Yaya Toure has warned England coach Gareth Southgate that Manchester City manager Pep Guardiola is unlikely to be impressed by his handling of Raheem Sterling’s England ban.
England boss Southgate acted decisively after Sterling became involved in an altercation with Liverpool’s Joe Gomez at St George’s Park, standing the forward down from Thursday’s Euro 2020 qualifier against Montenegro, the national side’s 1,000th match.
Sterling reportedly grabbed Gomez by the throat in the England canteen, and has since apologised for the situation in which he admits he “let emotions get the better of me”.
There has been plenty of debate about the incident – which had its origins 24 hours earlier when the players clashed during a top-of-the-table Premier League clash at Anfield – with some supporting Southgate’s action and others deeming it harsh.
Toure, meanwhile, sides with his former City team-mate, believing the issue has been overblown.
“Pep Guardiola could be a little bit disappointed with him (Southgate),” Toure told Sky Sports News.

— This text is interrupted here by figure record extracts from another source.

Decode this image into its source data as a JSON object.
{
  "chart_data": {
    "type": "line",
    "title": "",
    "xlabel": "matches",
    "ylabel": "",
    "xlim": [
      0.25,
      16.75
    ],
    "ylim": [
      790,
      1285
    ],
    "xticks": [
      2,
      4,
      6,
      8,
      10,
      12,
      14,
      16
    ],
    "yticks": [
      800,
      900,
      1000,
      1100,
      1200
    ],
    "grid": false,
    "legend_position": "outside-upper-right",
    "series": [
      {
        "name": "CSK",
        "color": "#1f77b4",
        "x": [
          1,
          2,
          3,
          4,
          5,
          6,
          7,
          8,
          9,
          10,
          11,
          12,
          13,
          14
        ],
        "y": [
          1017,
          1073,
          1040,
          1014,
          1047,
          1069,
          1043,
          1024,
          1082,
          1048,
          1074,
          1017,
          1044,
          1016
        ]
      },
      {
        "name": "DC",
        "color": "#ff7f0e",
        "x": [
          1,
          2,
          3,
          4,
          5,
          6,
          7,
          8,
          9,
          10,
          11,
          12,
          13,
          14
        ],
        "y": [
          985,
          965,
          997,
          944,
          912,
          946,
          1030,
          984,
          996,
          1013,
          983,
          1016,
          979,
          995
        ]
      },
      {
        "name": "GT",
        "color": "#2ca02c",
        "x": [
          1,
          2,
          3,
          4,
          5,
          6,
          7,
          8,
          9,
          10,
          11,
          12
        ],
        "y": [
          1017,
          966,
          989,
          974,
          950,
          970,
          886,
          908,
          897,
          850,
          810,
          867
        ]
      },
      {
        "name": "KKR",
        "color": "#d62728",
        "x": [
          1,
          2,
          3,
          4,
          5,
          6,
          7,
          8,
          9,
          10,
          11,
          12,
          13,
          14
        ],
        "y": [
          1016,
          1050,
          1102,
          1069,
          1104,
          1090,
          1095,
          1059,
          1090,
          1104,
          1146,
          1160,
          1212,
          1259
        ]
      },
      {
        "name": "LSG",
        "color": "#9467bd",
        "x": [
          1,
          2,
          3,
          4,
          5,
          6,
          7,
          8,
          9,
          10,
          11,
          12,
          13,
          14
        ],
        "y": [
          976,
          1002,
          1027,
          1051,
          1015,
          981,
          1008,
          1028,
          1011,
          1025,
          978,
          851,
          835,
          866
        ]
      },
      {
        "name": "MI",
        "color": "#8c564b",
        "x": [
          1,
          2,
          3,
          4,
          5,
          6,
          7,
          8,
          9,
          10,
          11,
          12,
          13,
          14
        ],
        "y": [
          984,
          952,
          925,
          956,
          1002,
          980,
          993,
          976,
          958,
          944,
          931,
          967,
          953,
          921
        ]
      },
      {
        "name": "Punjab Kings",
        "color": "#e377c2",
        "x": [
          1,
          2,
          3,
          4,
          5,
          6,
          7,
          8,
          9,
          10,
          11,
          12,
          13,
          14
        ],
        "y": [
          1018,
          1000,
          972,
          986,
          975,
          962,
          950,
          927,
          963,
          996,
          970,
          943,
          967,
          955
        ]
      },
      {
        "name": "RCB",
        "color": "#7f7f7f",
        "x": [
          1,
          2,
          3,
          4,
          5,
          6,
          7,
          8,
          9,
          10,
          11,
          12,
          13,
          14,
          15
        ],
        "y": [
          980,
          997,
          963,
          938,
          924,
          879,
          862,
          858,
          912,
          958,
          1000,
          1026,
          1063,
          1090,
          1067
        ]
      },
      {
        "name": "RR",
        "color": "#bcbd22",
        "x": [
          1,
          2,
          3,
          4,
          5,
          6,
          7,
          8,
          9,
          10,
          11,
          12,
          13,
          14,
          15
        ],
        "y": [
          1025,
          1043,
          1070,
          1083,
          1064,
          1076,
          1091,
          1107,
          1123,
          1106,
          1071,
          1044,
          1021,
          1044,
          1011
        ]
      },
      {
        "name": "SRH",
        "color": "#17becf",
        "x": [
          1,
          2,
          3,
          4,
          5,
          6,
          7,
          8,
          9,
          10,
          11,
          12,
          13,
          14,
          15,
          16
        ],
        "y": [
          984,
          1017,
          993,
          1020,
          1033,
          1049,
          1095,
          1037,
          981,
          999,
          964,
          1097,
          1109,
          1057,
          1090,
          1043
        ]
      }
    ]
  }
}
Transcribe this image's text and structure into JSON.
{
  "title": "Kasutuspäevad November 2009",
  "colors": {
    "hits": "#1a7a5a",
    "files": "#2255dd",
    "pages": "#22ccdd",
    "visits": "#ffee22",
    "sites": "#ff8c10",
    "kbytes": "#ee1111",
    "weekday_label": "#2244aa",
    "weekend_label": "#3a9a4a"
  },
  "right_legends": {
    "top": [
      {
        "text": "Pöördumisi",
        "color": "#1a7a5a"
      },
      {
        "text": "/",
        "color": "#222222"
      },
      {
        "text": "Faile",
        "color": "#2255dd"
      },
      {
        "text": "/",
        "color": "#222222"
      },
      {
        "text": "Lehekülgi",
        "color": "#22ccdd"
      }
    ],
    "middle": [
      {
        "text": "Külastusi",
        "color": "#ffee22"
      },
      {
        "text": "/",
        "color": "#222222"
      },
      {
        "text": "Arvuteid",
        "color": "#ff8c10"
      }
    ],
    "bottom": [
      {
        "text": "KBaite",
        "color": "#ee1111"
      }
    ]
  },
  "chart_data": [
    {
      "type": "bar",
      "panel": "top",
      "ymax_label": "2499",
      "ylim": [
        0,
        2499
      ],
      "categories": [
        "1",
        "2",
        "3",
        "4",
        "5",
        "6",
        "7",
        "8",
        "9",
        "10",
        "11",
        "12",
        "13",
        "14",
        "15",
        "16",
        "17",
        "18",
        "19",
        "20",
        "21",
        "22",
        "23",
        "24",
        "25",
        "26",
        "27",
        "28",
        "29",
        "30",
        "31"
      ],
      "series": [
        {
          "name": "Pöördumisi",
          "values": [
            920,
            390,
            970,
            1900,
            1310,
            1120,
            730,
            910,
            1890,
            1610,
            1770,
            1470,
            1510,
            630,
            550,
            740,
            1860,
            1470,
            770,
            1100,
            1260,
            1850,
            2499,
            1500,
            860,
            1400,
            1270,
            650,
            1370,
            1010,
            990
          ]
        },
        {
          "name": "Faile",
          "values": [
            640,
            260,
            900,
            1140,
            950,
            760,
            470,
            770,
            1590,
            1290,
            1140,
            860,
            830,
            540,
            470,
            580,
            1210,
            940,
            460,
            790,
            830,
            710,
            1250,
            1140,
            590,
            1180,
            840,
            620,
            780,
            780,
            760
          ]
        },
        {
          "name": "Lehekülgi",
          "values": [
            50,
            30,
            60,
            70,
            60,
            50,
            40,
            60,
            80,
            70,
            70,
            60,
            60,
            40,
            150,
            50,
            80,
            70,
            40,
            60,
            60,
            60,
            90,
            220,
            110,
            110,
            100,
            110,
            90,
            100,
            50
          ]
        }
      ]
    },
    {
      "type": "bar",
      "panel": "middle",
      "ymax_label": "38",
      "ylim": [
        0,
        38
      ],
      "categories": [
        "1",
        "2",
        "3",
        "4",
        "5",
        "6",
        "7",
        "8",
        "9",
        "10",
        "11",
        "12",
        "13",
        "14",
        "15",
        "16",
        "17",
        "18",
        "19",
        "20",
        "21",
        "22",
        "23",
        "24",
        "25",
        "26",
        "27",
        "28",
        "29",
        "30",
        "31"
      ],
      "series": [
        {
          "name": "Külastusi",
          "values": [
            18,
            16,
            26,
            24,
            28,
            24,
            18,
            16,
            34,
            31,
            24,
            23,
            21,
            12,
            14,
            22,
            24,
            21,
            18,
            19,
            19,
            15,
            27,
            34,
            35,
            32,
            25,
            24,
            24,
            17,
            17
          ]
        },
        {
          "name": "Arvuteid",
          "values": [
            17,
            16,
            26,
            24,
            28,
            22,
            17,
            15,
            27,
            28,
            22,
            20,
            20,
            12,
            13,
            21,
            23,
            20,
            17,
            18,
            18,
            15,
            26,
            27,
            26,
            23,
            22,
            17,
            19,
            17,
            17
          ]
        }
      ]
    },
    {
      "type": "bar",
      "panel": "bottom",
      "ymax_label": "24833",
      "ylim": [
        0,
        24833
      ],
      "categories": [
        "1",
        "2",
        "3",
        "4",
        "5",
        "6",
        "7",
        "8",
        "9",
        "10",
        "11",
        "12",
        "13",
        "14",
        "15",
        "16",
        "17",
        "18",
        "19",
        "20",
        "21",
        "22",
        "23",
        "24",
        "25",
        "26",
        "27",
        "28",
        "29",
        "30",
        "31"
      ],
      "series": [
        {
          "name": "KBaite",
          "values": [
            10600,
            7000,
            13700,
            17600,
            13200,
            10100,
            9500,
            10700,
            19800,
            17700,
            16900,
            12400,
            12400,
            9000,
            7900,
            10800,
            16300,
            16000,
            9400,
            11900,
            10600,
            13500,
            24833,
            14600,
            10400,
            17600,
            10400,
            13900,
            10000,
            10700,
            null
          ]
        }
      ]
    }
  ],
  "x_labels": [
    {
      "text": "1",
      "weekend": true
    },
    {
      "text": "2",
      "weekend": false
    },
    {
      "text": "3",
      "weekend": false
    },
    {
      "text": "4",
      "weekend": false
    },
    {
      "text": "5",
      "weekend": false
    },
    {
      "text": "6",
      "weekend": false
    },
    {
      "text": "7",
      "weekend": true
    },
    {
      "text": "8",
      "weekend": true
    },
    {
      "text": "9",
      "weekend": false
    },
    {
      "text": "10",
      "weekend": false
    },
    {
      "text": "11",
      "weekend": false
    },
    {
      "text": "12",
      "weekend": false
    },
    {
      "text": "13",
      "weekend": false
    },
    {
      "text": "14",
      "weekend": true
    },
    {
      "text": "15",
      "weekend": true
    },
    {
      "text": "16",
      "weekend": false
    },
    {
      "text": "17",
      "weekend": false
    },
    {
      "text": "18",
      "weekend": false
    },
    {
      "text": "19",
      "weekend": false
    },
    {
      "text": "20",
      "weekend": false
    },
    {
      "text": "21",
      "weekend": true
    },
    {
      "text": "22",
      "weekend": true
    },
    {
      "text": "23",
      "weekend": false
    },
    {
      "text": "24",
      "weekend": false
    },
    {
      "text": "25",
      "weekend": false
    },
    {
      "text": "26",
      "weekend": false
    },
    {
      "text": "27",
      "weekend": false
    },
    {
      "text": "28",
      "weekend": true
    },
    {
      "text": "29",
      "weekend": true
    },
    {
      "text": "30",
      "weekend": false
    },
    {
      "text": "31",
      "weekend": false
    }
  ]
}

“Raheem is still young and learning. If my player acted like that, being angry and showing himself like this, I would be very happy. This means he wants to win and achieve – that is important. A player without this character, for me, is nonsense.
“I think people are overreacting because in training this can happen. In the game they were face to face and then straight to the international team.
“The manager does not have to be involved. It’s not good for the player’s mentality. Raheem is one of the best players in England at the moment.”
Toure went on to point out the pressures bearing on Sterling, adding: “For him to be in this kind of situation – with all the pressure around him and on his shoulders, he has to deal with racism, plus the fact he was playing at Anfield where the fans are booing him – it can affect him.”
Toure, 36, elaborated on the theme of racial abuse of which he has bitter personal experience.
He called for more action at the top of the game and said England leaving the pitch after being subjected to vile racist taunts in last month’s game in Bulgaria would have been a welcome move.
“I would have loved it. I would be happy, it would deliver the biggest message,” he said.
“I think what players need to do now is just go out. Leaving the pitch will send a big message to FIFA and UEFA and show them these footballers are more important.
“There needs to be a solution, FIFA needs people who will work on this case especially.”